Nuestra felicidad no
depende de lo que tenemos o de lo que todavía no hemos podido conseguir. La
felicidad depende básicamente de nuestra actitud y de la forma de asumir e
interpretar la vida; no se experimenta afuera, sino adentro y cada uno de
nosotros puede recuperar la motivación y el entusiasmo necesarios
para construir su
propia felicidad.
Cuando nos sentimos a
gusto con nosotros mismos, disfrutamos cada cosa que hacemos, y aceptamos y
resaltamos los elementos positivos que tiene el lugar donde estamos,
experimentamos la felicidad, que no es otra cosa que ese sentimiento de
plenitud y de alegría interior.
Cuando abrigamos
sueños y trabajamos por la realización de los mismos; cuando tenemos metas,
aunque estas sean pequeñas y cumplimos con ellas, atesoramos la satisfacción
silenciosa de haberlas alcanzado a pesar de tantos obstáculos superados.
Muchas veces elegimos
ser infelices por causa de situaciones pequeñas e intrascendentes a las que
prestamos demasiada atención, permitiéndoles que nos afecten profundamente y
que nos hagan perder el equilibrio y la felicidad que teníamos.

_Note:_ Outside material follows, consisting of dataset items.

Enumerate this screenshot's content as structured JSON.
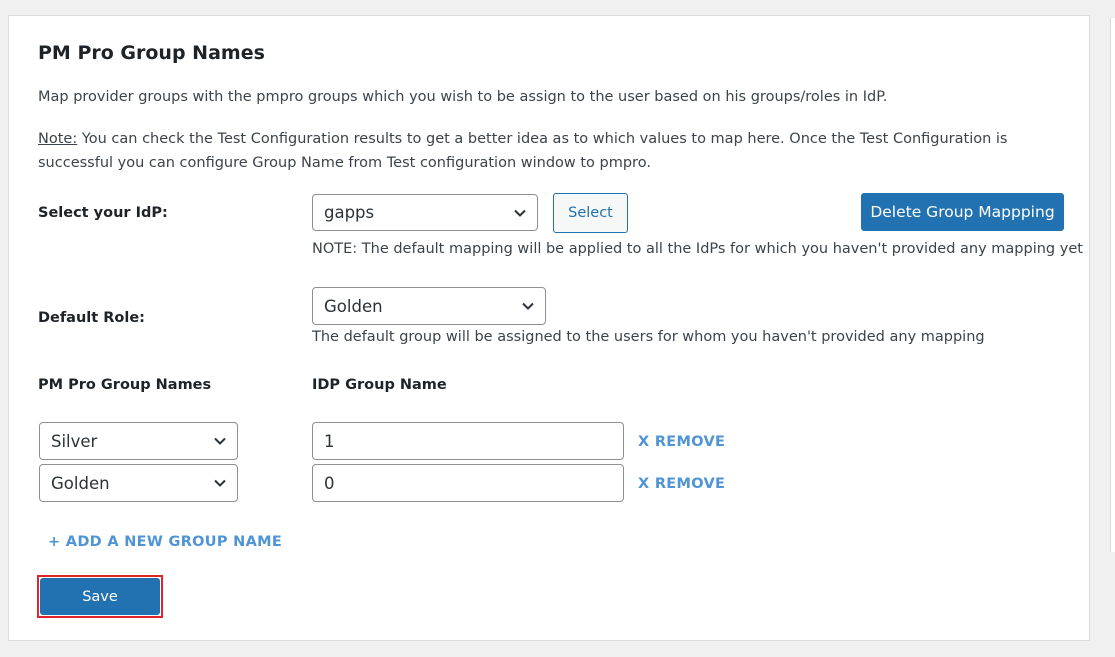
{
  "header": {
    "title": "PM Pro Group Names"
  },
  "intro": {
    "description": "Map provider groups with the pmpro groups which you wish to be assign to the user based on his groups/roles in IdP.",
    "note_label": "Note:",
    "note_text": " You can check the Test Configuration results to get a better idea as to which values to map here. Once the Test Configuration is successful you can configure Group Name from Test configuration window to pmpro."
  },
  "idp": {
    "label": "Select your IdP:",
    "selected": "gapps",
    "select_button": "Select",
    "delete_button": "Delete Group Mappping",
    "note": "NOTE: The default mapping will be applied to all the IdPs for which you haven't provided any mapping yet"
  },
  "default_role": {
    "label": "Default Role:",
    "selected": "Golden",
    "help": "The default group will be assigned to the users for whom you haven't provided any mapping"
  },
  "mapping": {
    "col_group": "PM Pro Group Names",
    "col_idp": "IDP Group Name",
    "rows": [
      {
        "group": "Silver",
        "idp_value": "1",
        "remove": "X REMOVE"
      },
      {
        "group": "Golden",
        "idp_value": "0",
        "remove": "X REMOVE"
      }
    ],
    "add_link": "+ ADD A NEW GROUP NAME"
  },
  "actions": {
    "save": "Save"
  },
  "colors": {
    "primary": "#2271b1",
    "link": "#4f94d4",
    "highlight": "#e0242b"
  },
  "icons": {
    "dropdown": "chevron-down-icon"
  }
}
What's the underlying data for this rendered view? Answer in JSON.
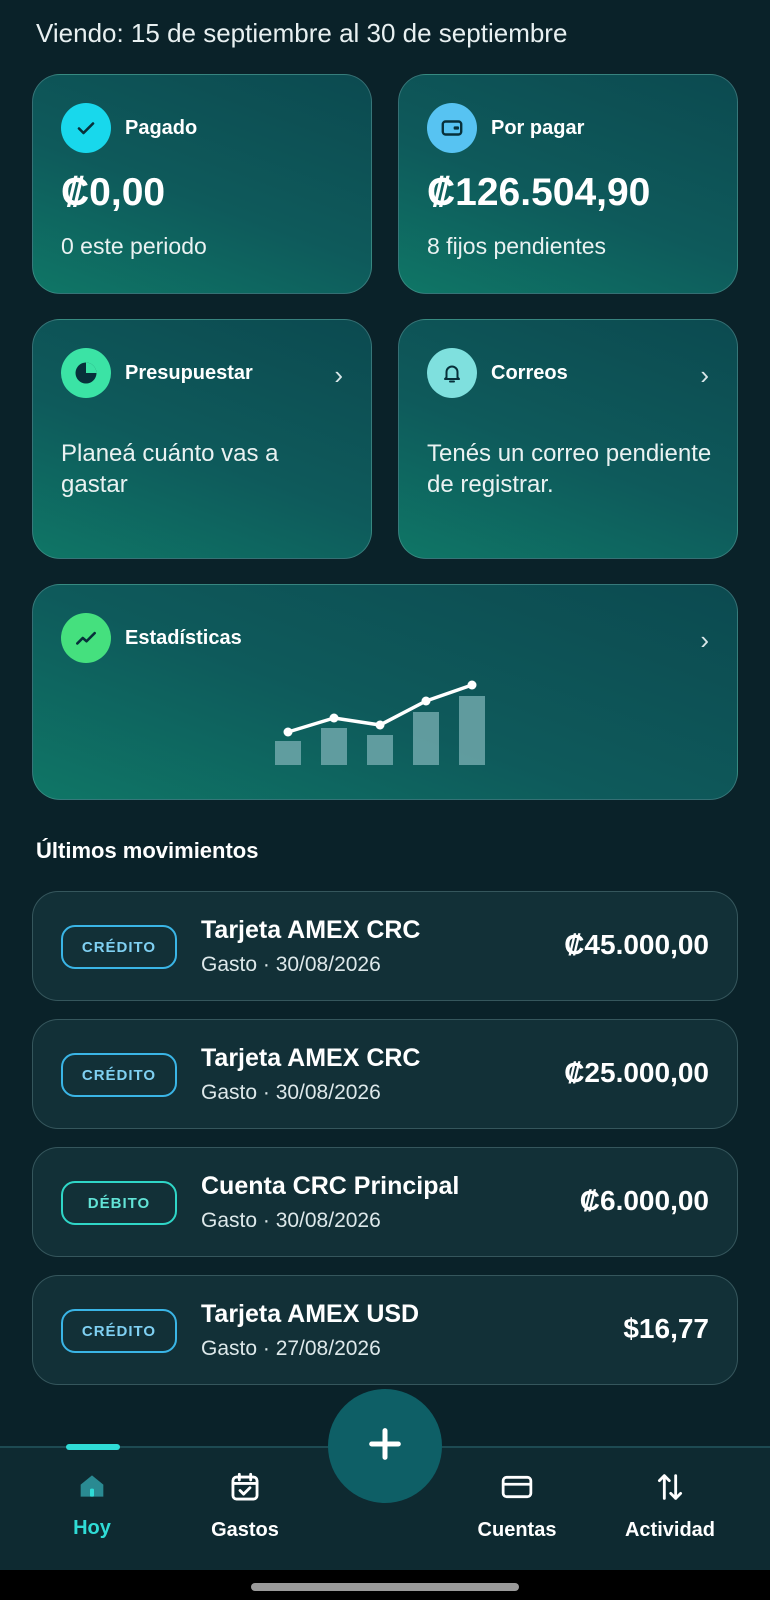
{
  "period_label": "Viendo: 15 de septiembre al 30 de septiembre",
  "cards": {
    "paid": {
      "title": "Pagado",
      "amount": "₡0,00",
      "sub": "0 este periodo",
      "icon": "check-icon",
      "icon_color": "#18d8ec"
    },
    "to_pay": {
      "title": "Por pagar",
      "amount": "₡126.504,90",
      "sub": "8 fijos pendientes",
      "icon": "wallet-icon",
      "icon_color": "#57c3f2"
    },
    "budget": {
      "title": "Presupuestar",
      "desc": "Planeá cuánto vas a gastar",
      "icon": "pie-chart-icon",
      "icon_color": "#3be3a5"
    },
    "emails": {
      "title": "Correos",
      "desc": "Tenés un correo pendiente de registrar.",
      "icon": "bell-icon",
      "icon_color": "#7fe0de"
    },
    "stats": {
      "title": "Estadísticas",
      "icon": "trend-icon",
      "icon_color": "#45e07e"
    }
  },
  "chevron": "›",
  "movements": {
    "title": "Últimos movimientos",
    "items": [
      {
        "badge": "CRÉDITO",
        "name": "Tarjeta AMEX CRC",
        "meta": "Gasto · 30/08/2026",
        "amount": "₡45.000,00"
      },
      {
        "badge": "CRÉDITO",
        "name": "Tarjeta AMEX CRC",
        "meta": "Gasto · 30/08/2026",
        "amount": "₡25.000,00"
      },
      {
        "badge": "DÉBITO",
        "name": "Cuenta CRC Principal",
        "meta": "Gasto · 30/08/2026",
        "amount": "₡6.000,00"
      },
      {
        "badge": "CRÉDITO",
        "name": "Tarjeta AMEX USD",
        "meta": "Gasto · 27/08/2026",
        "amount": "$16,77"
      }
    ]
  },
  "nav": {
    "today": "Hoy",
    "expenses": "Gastos",
    "accounts": "Cuentas",
    "activity": "Actividad"
  },
  "colors": {
    "accent": "#2fdcd6",
    "credit": "#3ab5e6",
    "debit": "#2fd6c7"
  }
}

Dejemos de
prestarle atención a todo aquello que se presenta en forma negativa o diferente
a lo que esperábamos, tomemos la decisión de atender y mostrarle interés sólo a
todo lo bueno y lo grato que nos suceda cada día, aunque sea muy pequeño; de
esta manera podremos extender el bienestar y la alegría que nos permitirán
superar los momentos difíciles, y disfrutar más de la vida.